Frères et sœurs, il faut imaginer la scène : nous sommes à la fin du mois d’août, c’est l’époque des vendanges en Palestine et vous pouvez penser qu’il fait chaud. Depuis 6 heures du matin, le propriétaire de la vigne se rend sur la place du village pour trouver des journaliers qui viennent travailler dans sa vigne, et des journaliers, il y en a beaucoup. On sait très bien par les travaux des historiens que dans la Palestine du temps de Jésus, il y avait un très fort chômage. Les petits propriétaires n’avaient pas pu tenir le coup et ils louaient leurs bras à des propriétaires plus chanceux.
Voilà donc notre propriétaire qui arrive sur la place et qui passe un contrat avec un certain nombre d’hommes qui lui paraissent vigoureux ; ils s’entendent pour un salaire intéressant, une pièce d’argent, ce qui, selon nos normes, équivaut environ à 50 de nos francs pour la journée, somme tout à fait honorable pour l’époque. « Tope là !, marché conclu ! », et ils partent dans la vigne et se mettent au travail.

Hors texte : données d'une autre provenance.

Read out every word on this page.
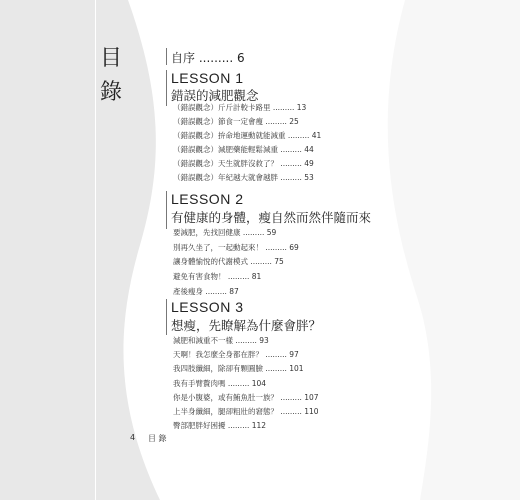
目
錄
自序 ......... 6
LESSON 1
錯誤的減肥觀念
（錯誤觀念）斤斤計較卡路里 ......... 13
（錯誤觀念）節食一定會瘦 ......... 25
（錯誤觀念）拚命地運動就能減重 ......... 41
（錯誤觀念）減肥藥能輕鬆減重 ......... 44
（錯誤觀念）天生就胖沒救了？ ......... 49
（錯誤觀念）年紀越大就會越胖 ......... 53
LESSON 2
有健康的身體，瘦自然而然伴隨而來
要減肥，先找回健康 ......... 59
別再久坐了，一起動起來！ ......... 69
讓身體愉悅的代謝模式 ......... 75
避免有害食物！ ......... 81
產後瘦身 ......... 87
LESSON 3
想瘦，先瞭解為什麼會胖？
減肥和減重不一樣 ......... 93
天啊！我怎麼全身都在胖？ ......... 97
我四肢纖細，除卻有顆圓臉 ......... 101
我有手臂贅肉嗎 ......... 104
你是小腹婆，或有鮪魚肚一族？ ......... 107
上半身纖細，腿卻粗壯的窘態？ ......... 110
臀部肥胖好困擾 ......... 112
4 目 錄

Mais la vigne est grande et le propriétaire se dit : « À ce rythme, on n’arrivera jamais au bout du travail. » Alors il revient 2 fois sur la place, à 11 heures du matin, à 3 heures de l’après-midi : il y a encore et toujours du monde, des journaliers qui n’ont pas trouvé d’embauche. Et il repasse avec ceux qu’il engage le même contrat : Fr. 50.- pour le travail à accomplir.
Mais, décidément, il y a encore plus de travail que le propriétaire ne le pensait ! Il se dit qu’il serait tout de même bien de terminer ce parchet avant le coucher du soleil. « Allons donc voir s’il y a encore du monde sur la place qui attend d’être engagé ! » Il y va, c’est 5 heures du soir, et il y a en effet encore un peu de monde. Je vous laisse imaginer qui sont ces gens : ce ne sont évidemment ni les plus vigoureux, ni les plus dégourdis ; ce sont peut-être des gens qui selon nos critères d’aujourd’hui seraient à l’AI, ou bien des va-nu-pieds, des marginaux, des gens qui ont de la peine à se réveiller le matin, des gens qui sortent de leur « profonde » et qui se sont dit : « Allons sur la place, on va peut-être gagner un petit quelque chose. » Allez savoir si l’un ou l’autre de ces bras ballants n’aurait pas envie la nuit suivante d’aller mettre le feu à quelque chose… Bref – comme on dirait aujourd’hui – ce n’est pas la crème qui reste là ! Et pourtant le propriétaire en a besoin et il les engage. Ces nouveaux engagés partent à leur tour dans la vigne. Ah pas pour bien longtemps puisque dans une heure, à 18 heures ce sera la fin de la journée. On rentrera chez soi, se laver un peu, manger et surtout se reposer !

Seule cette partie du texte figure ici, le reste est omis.